Scolariser tous les élèves à l’école n’est pas seulement un devoir imposé par la loi, ou un idéal, c’est une nécessité. L’école inclusive se justifie pour trois raisons.

Elle est d’abord l’affirmation d’une école exigeante pour tous, quand la plus grande partie de la scolarité se passe en classe ordinaire. L’inclusion est alors conçue comme transitoire. Sa mission est de réintégrer les élèves dans le système ordinaire. Elle est aussi l’affirmation que chaque élève est capable d’apprendre, d’acquérir les compétences du socle commun.

Ensuite, elle permet la construction d’une véritable société ouverte sur l’altérité. Les élèves apprennent à vivre ensemble.

Enfin, et c’est sans doute son principal enjeu, l’école inclusive permet à des adolescents qui se vivent différents, de construire leur identité dans la norme, et dans la norme de leur classe d’âge. C’est selon moi, un élément essentiel pour développer sa confiance en soi, et donc s’engager sur la voie de la réussite.
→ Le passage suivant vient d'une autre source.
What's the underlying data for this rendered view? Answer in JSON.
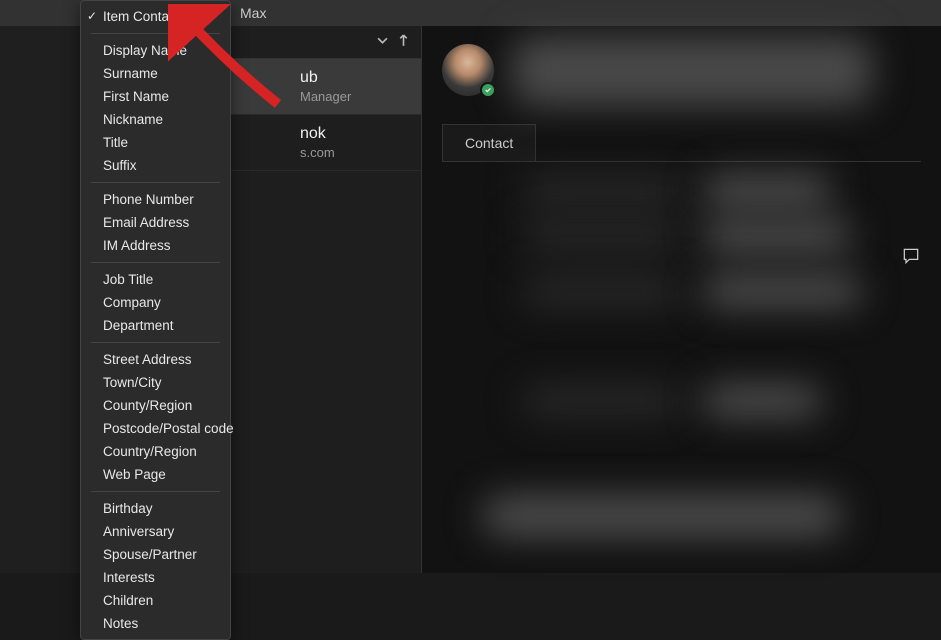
{
  "search": {
    "value": "Max"
  },
  "dropdown": {
    "groups": [
      [
        {
          "label": "Item Contains",
          "checked": true
        }
      ],
      [
        {
          "label": "Display Name"
        },
        {
          "label": "Surname"
        },
        {
          "label": "First Name"
        },
        {
          "label": "Nickname"
        },
        {
          "label": "Title"
        },
        {
          "label": "Suffix"
        }
      ],
      [
        {
          "label": "Phone Number"
        },
        {
          "label": "Email Address"
        },
        {
          "label": "IM Address"
        }
      ],
      [
        {
          "label": "Job Title"
        },
        {
          "label": "Company"
        },
        {
          "label": "Department"
        }
      ],
      [
        {
          "label": "Street Address"
        },
        {
          "label": "Town/City"
        },
        {
          "label": "County/Region"
        },
        {
          "label": "Postcode/Postal code"
        },
        {
          "label": "Country/Region"
        },
        {
          "label": "Web Page"
        }
      ],
      [
        {
          "label": "Birthday"
        },
        {
          "label": "Anniversary"
        },
        {
          "label": "Spouse/Partner"
        },
        {
          "label": "Interests"
        },
        {
          "label": "Children"
        },
        {
          "label": "Notes"
        }
      ]
    ]
  },
  "list": {
    "items": [
      {
        "name_frag": "ub",
        "sub": "Manager",
        "selected": true
      },
      {
        "name_frag": "nok",
        "sub": "s.com",
        "selected": false
      }
    ]
  },
  "tabs": {
    "contact": "Contact"
  },
  "colors": {
    "arrow": "#d62323",
    "presence": "#3ba55d"
  }
}
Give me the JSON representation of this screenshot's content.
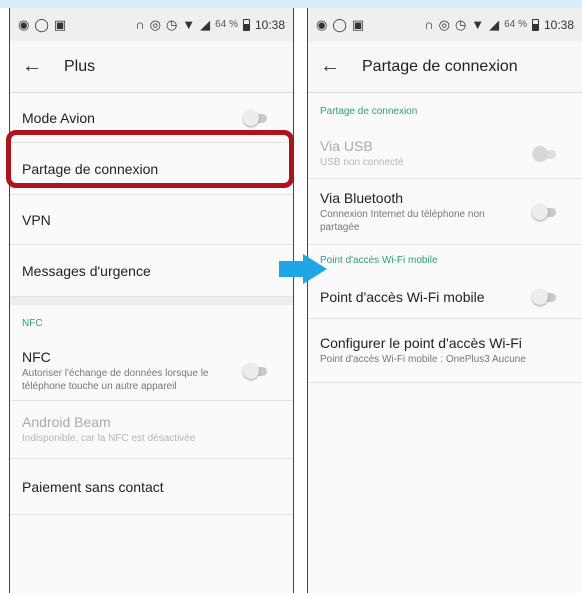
{
  "status_bar": {
    "battery_pct": "64 %",
    "time": "10:38"
  },
  "left": {
    "title": "Plus",
    "rows": {
      "airplane": "Mode Avion",
      "tethering": "Partage de connexion",
      "vpn": "VPN",
      "emergency": "Messages d'urgence"
    },
    "nfc_section": "NFC",
    "nfc": {
      "title": "NFC",
      "subtitle": "Autoriser l'échange de données lorsque le téléphone touche un autre appareil"
    },
    "beam": {
      "title": "Android Beam",
      "subtitle": "Indisponible, car la NFC est désactivée"
    },
    "contactless": "Paiement sans contact"
  },
  "right": {
    "title": "Partage de connexion",
    "section1": "Partage de connexion",
    "usb": {
      "title": "Via USB",
      "subtitle": "USB non connecté"
    },
    "bluetooth": {
      "title": "Via Bluetooth",
      "subtitle": "Connexion Internet du téléphone non partagée"
    },
    "section2": "Point d'accès Wi-Fi mobile",
    "hotspot": "Point d'accès Wi-Fi mobile",
    "configure": {
      "title": "Configurer le point d'accès Wi-Fi",
      "subtitle": "Point d'accès Wi-Fi mobile : OnePlus3 Aucune"
    }
  },
  "colors": {
    "highlight": "#b0121c",
    "arrow": "#1ea6e6",
    "section": "#2e9e74"
  },
  "icons": [
    "spotify-icon",
    "whatsapp-icon",
    "gallery-icon",
    "headphones-icon",
    "eye-icon",
    "alarm-icon",
    "wifi-icon",
    "signal-icon",
    "battery-icon",
    "back-arrow-icon"
  ]
}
Des élèves différents toujours plus nombreux

Selon ces principes, la logique inclusive va au-delà de l’école inclusive. Elle concerne toutes les structures et dispositifs destinés à des élèves qui ont besoin d’aménagements particuliers, mais dont la scolarité se déroule majoritairement en classe ordinaire. Or, les profils de ces élèves se multiplient. Les enseignants se sentent alors dépassés par des difficultés toujours différentes, avec des élèves toujours plus nombreux. Ils ne se sentent ni compétents, ni formés, ni accompagnés. Ils estiment, à juste titre, que c’est un changement radical de leur métier, et un changement auquel ils s’opposent souvent. La logique inclusive aboutit en effet à des classes très hétérogènes, où la gestion de classe et la dynamique de groupe sont de plus en plus problématiques. Pourtant, quand elle réussit, l’école inclusive n’est plus un obstacle à l’accomplissement des missions pédagogiques, mais un formidable levier de questionnement de ses pratiques, une occasion de développer des compétences utiles ensuite à tous les élèves. En construisant le travail des équipes non pas à partir des profils des élèves, mais de leurs besoins éducatifs particuliers, les chefs d’établissements peuvent en effet plus facilement répondre aux besoins des enseignants face aux inquiétudes naturellement générées par ce changement. Quand les équipes se sont approprié la logique inclusive, les compétences développées collectivement sont alors l’occasion de construire ensemble de nouveaux dispositifs à destination des décrocheurs ou des élèves en grande difficulté.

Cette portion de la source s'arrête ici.